As someone who did a ton of sports during high school I went through at least 100+ hours (no joke) of lectures about how to maintain a healthy body and how to avoid and deal with physical injuries.  Most importantly when people say that they want to get "buff" or want to become an amazing runner you do not simply just go running, your body uses alot more muscles than you might know for just a simply activity.  When I go running I also do various activities to help build my core, it also helps reduce fat in those areas and it also prevents cramps since they are stronger.  As stated in the book on page 174 that if you overuse a part of your body beyond its physical limits it will cause injury, the trick to avoiding injury is to listen to your body, "Pain is a signal to stop!".  If you do get an injury it is best not to do any workouts that involve using that body part, say you injure your leg, you can still do push-ups and pull-ups and possible run on an elliptical because it doesn't put the same stress on your leg as running would.  You should also follow the RICE wellness guide featured on page 175, it is an acronym for Rest, Ice, Compression and Elevation,  the basic and in my opinion the best ways to relieve yourself of an injury.

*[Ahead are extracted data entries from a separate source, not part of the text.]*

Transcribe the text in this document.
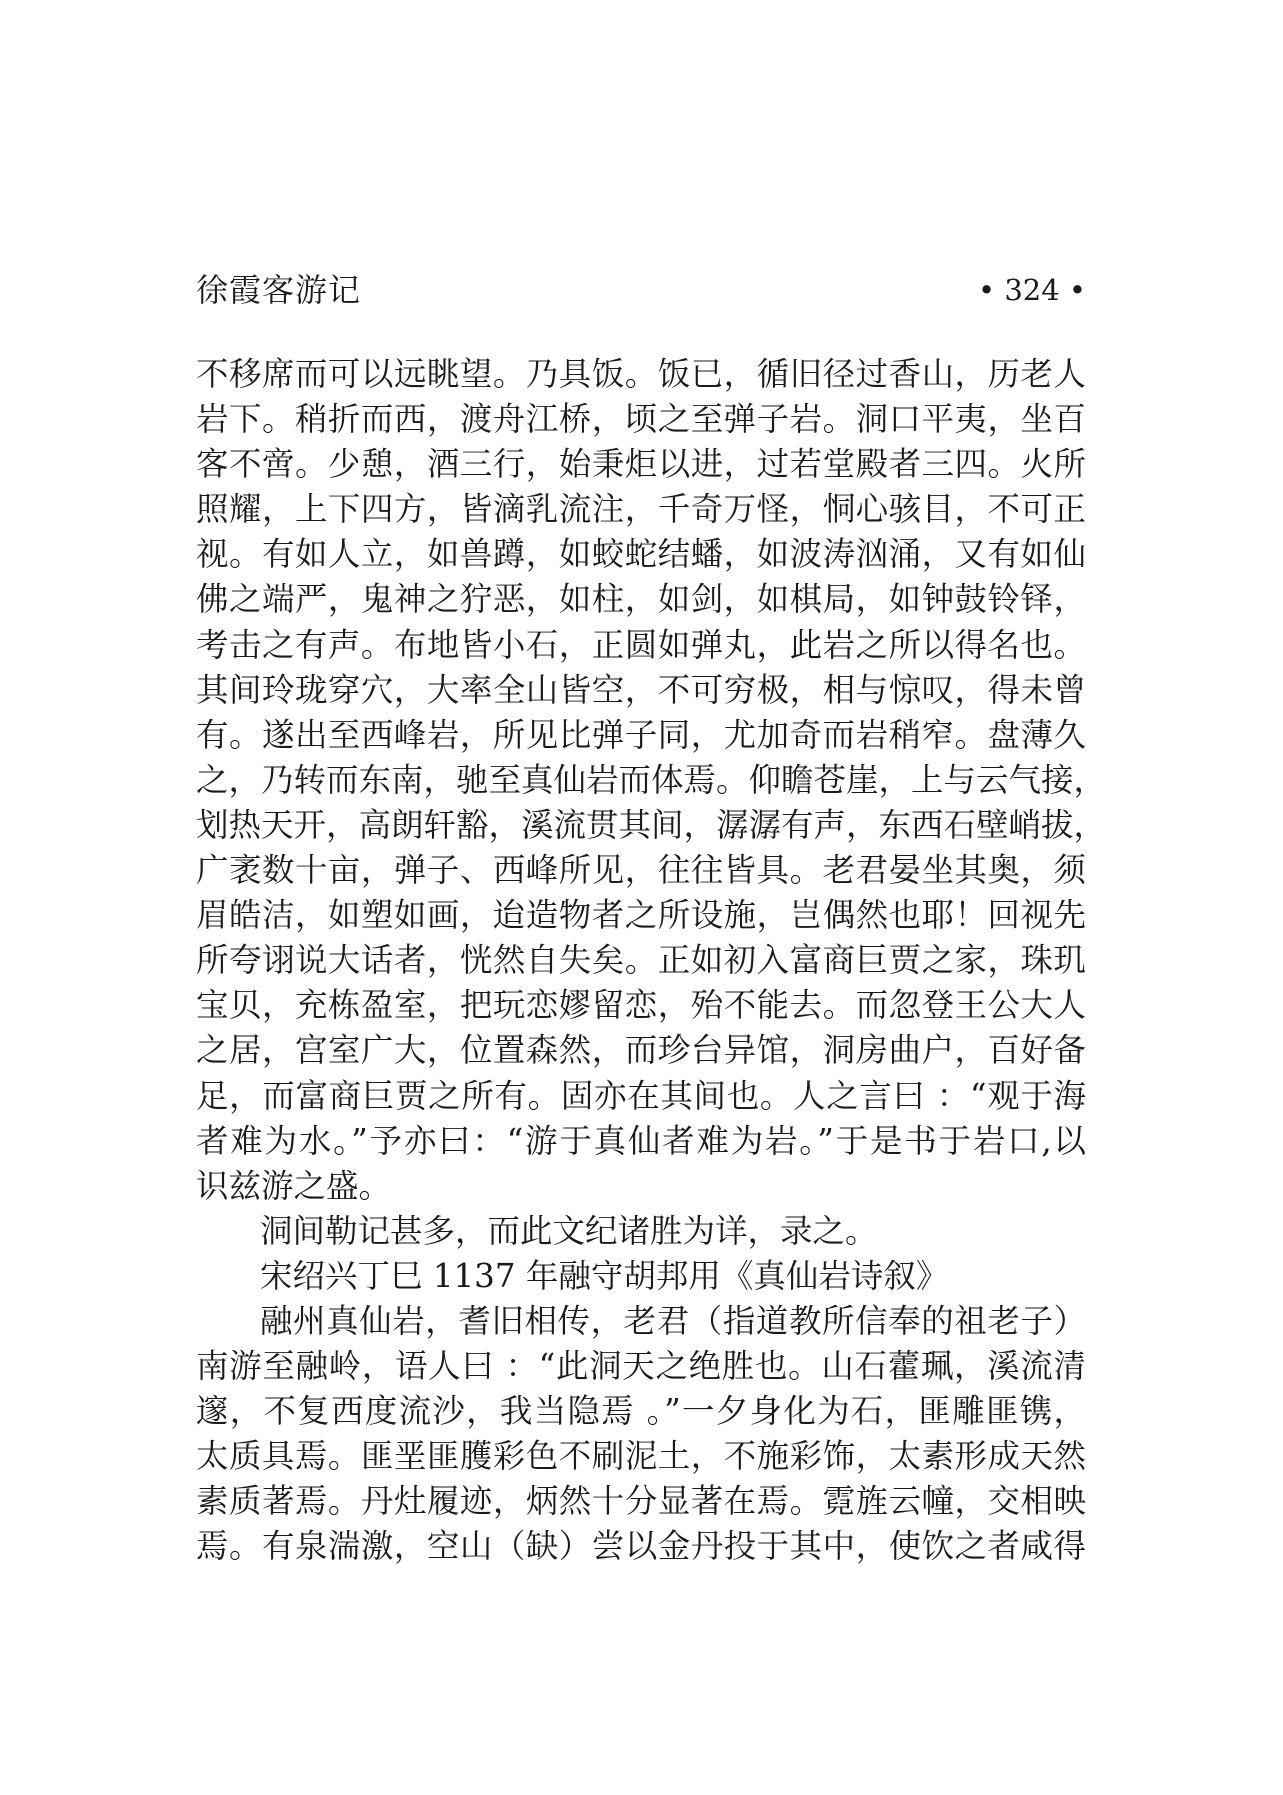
徐霞客游记	• 324 •
不移席而可以远眺望。乃具饭。饭已，循旧径过香山，历老人
岩下。稍折而西，渡舟江桥，顷之至弹子岩。洞口平夷，坐百
客不啻。少憩，酒三行，始秉炬以进，过若堂殿者三四。火所
照耀，上下四方，皆滴乳流注，千奇万怪，恫心骇目，不可正
视。有如人立，如兽蹲，如蛟蛇结蟠，如波涛汹涌，又有如仙
佛之端严，鬼神之狞恶，如柱，如剑，如棋局，如钟鼓铃铎，
考击之有声。布地皆小石，正圆如弹丸，此岩之所以得名也。
其间玲珑穿穴，大率全山皆空，不可穷极，相与惊叹，得未曾
有。遂出至西峰岩，所见比弹子同，尤加奇而岩稍窄。盘薄久
之，乃转而东南，驰至真仙岩而体焉。仰瞻苍崖，上与云气接，
划热天开，高朗轩豁，溪流贯其间，潺潺有声，东西石壁峭拔，
广袤数十亩，弹子、西峰所见，往往皆具。老君晏坐其奥，须
眉皓洁，如塑如画，迨造物者之所设施，岂偶然也耶！回视先
所夸诩说大话者，恍然自失矣。正如初入富商巨贾之家，珠玑
宝贝，充栋盈室，把玩恋嫪留恋，殆不能去。而忽登王公大人
之居，宫室广大，位置森然，而珍台异馆，洞房曲户，百好备
足，而富商巨贾之所有。固亦在其间也。人之言曰 ：“观于海
者难为水。”予亦曰：“游于真仙者难为岩。”于是书于岩口,以
识兹游之盛。
洞间勒记甚多，而此文纪诸胜为详，录之。
宋绍兴丁巳 1137 年融守胡邦用《真仙岩诗叙》
融州真仙岩，耆旧相传，老君（指道教所信奉的祖老子）
南游至融岭，语人曰 ：“此洞天之绝胜也。山石藿珮，溪流清
邃，不复西度流沙，我当隐焉 。”一夕身化为石，匪雕匪镌，
太质具焉。匪垩匪臒彩色不刷泥土，不施彩饰，太素形成天然
素质著焉。丹灶履迹，炳然十分显著在焉。霓旌云幢，交相映
焉。有泉湍激，空山（缺）尝以金丹投于其中，使饮之者咸得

However some people are so determined to train or compete in an event they are willing to use drugs to block the pain to the area so they can perform as if they did not have the injury.  Little do they know the pain is a signal telling them something is wrong, by overusing an injury they will only make it worse and it will take longer to recover, they also run the possibility of it becomes so injured that they may run into a bigger problem such as a stress fracture.   Additionally people also use performance drugs that alter your bodies chemistry to make it perform better in certain areas, yet at the same time it can cause serious side-effects.
Quite possibly the most important part of maintaining a healthy body what goes into your body.  I eat a majority of the food stated in the lectures with an exception to the salmon because I am allergic.  The chilies, beef, black beans and carrots are typically put into my chili and I usually get my whole grain from my cereal in the morning, with an occasional banana tossed in there to spice things up.

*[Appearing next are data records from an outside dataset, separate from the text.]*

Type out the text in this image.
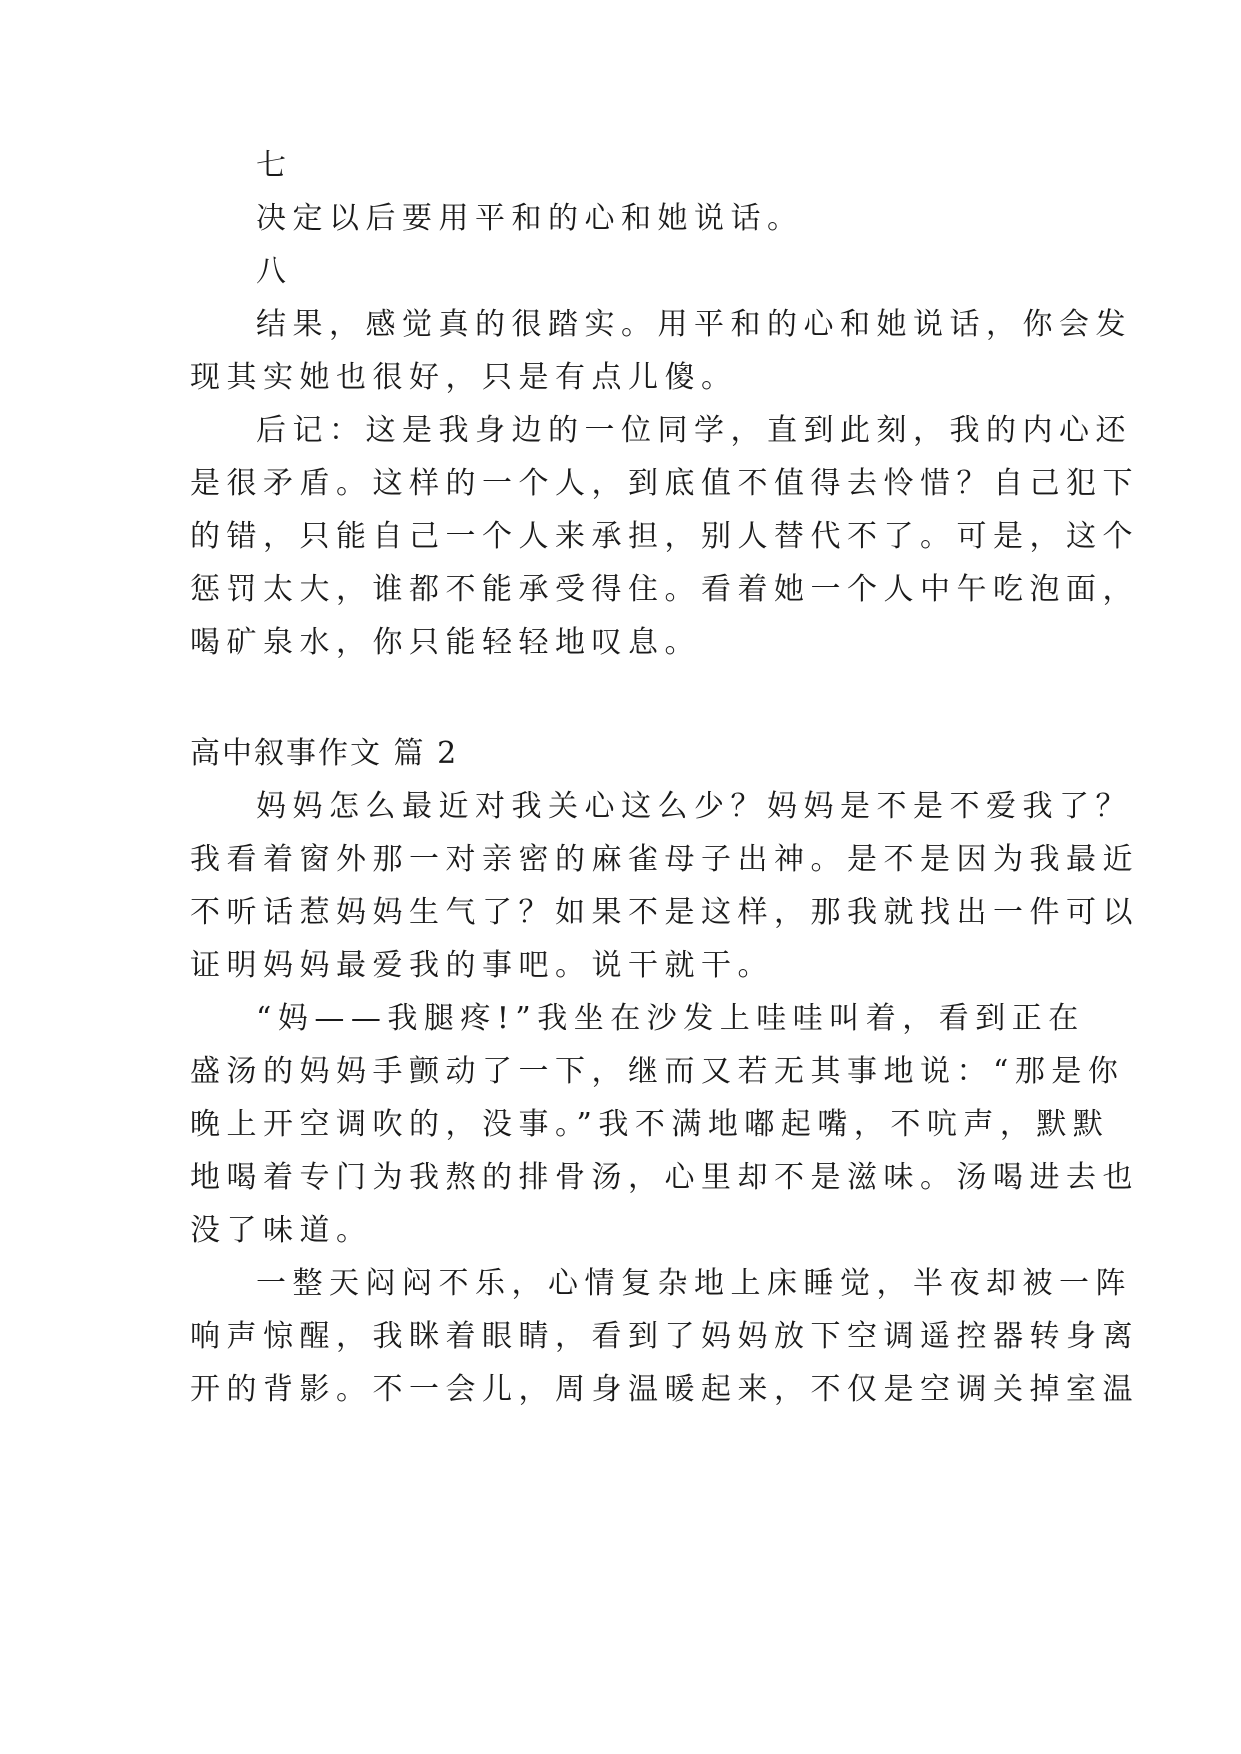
七
决定以后要用平和的心和她说话。
八
结果，感觉真的很踏实。用平和的心和她说话，你会发
现其实她也很好，只是有点儿傻。
后记：这是我身边的一位同学，直到此刻，我的内心还
是很矛盾。这样的一个人，到底值不值得去怜惜？自己犯下
的错，只能自己一个人来承担，别人替代不了。可是，这个
惩罚太大，谁都不能承受得住。看着她一个人中午吃泡面，
喝矿泉水，你只能轻轻地叹息。
高中叙事作文 篇 2
妈妈怎么最近对我关心这么少？妈妈是不是不爱我了？
我看着窗外那一对亲密的麻雀母子出神。是不是因为我最近
不听话惹妈妈生气了？如果不是这样，那我就找出一件可以
证明妈妈最爱我的事吧。说干就干。
“妈——我腿疼!”我坐在沙发上哇哇叫着，看到正在
盛汤的妈妈手颤动了一下，继而又若无其事地说：“那是你
晚上开空调吹的，没事。”我不满地嘟起嘴，不吭声，默默
地喝着专门为我熬的排骨汤，心里却不是滋味。汤喝进去也
没了味道。
一整天闷闷不乐，心情复杂地上床睡觉，半夜却被一阵
响声惊醒，我眯着眼睛，看到了妈妈放下空调遥控器转身离
开的背影。不一会儿，周身温暖起来，不仅是空调关掉室温
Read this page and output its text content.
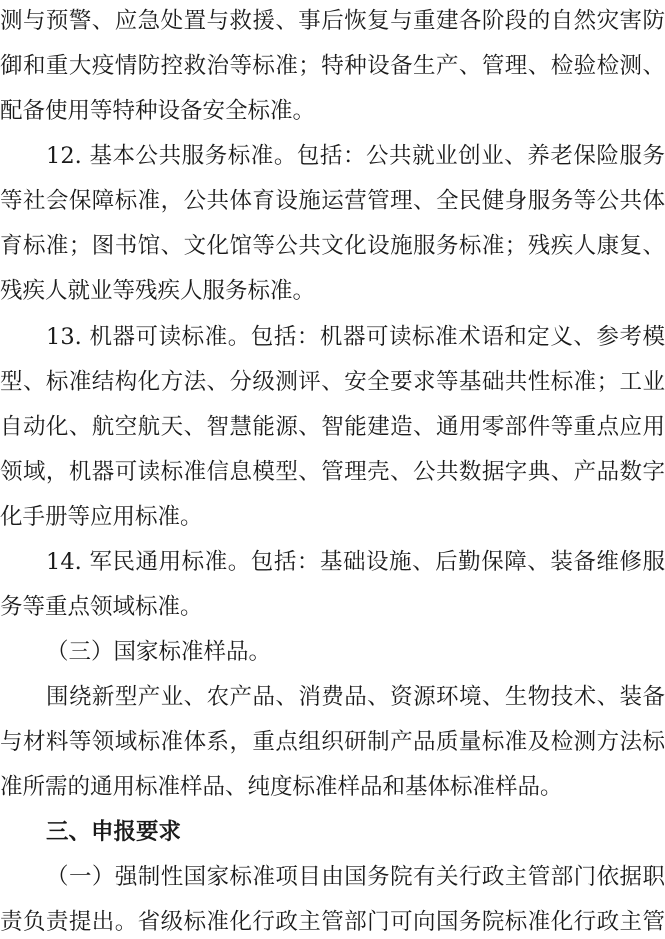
测与预警、应急处置与救援、事后恢复与重建各阶段的自然灾害防
御和重大疫情防控救治等标准；特种设备生产、管理、检验检测、
配备使用等特种设备安全标准。
12. 基本公共服务标准。包括：公共就业创业、养老保险服务
等社会保障标准，公共体育设施运营管理、全民健身服务等公共体
育标准；图书馆、文化馆等公共文化设施服务标准；残疾人康复、
残疾人就业等残疾人服务标准。
13. 机器可读标准。包括：机器可读标准术语和定义、参考模
型、标准结构化方法、分级测评、安全要求等基础共性标准；工业
自动化、航空航天、智慧能源、智能建造、通用零部件等重点应用
领域，机器可读标准信息模型、管理壳、公共数据字典、产品数字
化手册等应用标准。
14. 军民通用标准。包括：基础设施、后勤保障、装备维修服
务等重点领域标准。
（三）国家标准样品。
围绕新型产业、农产品、消费品、资源环境、生物技术、装备
与材料等领域标准体系，重点组织研制产品质量标准及检测方法标
准所需的通用标准样品、纯度标准样品和基体标准样品。
三、申报要求
（一）强制性国家标准项目由国务院有关行政主管部门依据职
责负责提出。省级标准化行政主管部门可向国务院标准化行政主管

Two words that I did not know was 'Metabolic equivalents' (MET's) and 'Physical fitness level' (PAL).  These are standards for how the body uses energy and I found it very useful because you can actually better track the amount of energy that you are burning throughout the entire day throughout all of your exercises if you also add in how much energy your body burns through its normal metabolic activities.

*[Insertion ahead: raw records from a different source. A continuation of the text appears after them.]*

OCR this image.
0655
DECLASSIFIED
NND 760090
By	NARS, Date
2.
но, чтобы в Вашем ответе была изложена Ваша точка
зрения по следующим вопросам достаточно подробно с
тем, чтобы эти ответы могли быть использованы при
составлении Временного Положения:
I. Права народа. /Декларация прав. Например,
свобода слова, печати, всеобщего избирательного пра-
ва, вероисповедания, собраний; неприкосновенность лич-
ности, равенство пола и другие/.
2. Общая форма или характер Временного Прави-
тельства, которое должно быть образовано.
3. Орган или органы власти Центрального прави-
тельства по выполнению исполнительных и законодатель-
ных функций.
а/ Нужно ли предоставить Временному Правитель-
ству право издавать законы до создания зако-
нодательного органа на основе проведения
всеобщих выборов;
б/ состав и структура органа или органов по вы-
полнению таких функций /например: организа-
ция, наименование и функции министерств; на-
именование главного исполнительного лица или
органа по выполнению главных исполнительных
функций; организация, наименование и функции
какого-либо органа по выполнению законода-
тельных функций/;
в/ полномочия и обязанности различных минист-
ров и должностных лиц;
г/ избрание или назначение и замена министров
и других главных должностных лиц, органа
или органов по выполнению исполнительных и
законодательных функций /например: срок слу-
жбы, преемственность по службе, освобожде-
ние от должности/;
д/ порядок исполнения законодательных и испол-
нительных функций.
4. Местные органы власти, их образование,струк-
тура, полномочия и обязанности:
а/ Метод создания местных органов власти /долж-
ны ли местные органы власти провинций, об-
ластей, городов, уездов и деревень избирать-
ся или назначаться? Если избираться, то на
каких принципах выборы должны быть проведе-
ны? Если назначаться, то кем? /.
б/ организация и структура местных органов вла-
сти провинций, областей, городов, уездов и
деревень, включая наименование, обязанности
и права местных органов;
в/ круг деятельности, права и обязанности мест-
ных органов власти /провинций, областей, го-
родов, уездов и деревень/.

I believe I have improved in this course quite a bit, mostly in the referencing my sources type of way.  In the beginning part of the course I tended to forget to mention the book and get points taken off for it or I forget to reference an internet source. (In this Journal I felt it unnecessary with the amount that I knew about the subject of physical fitness)  However one area that I could/need to improve upon is remembering to finish the participation assignments on time. Besides that I have learned and used much of what i have learned in this course to help better my everyday life.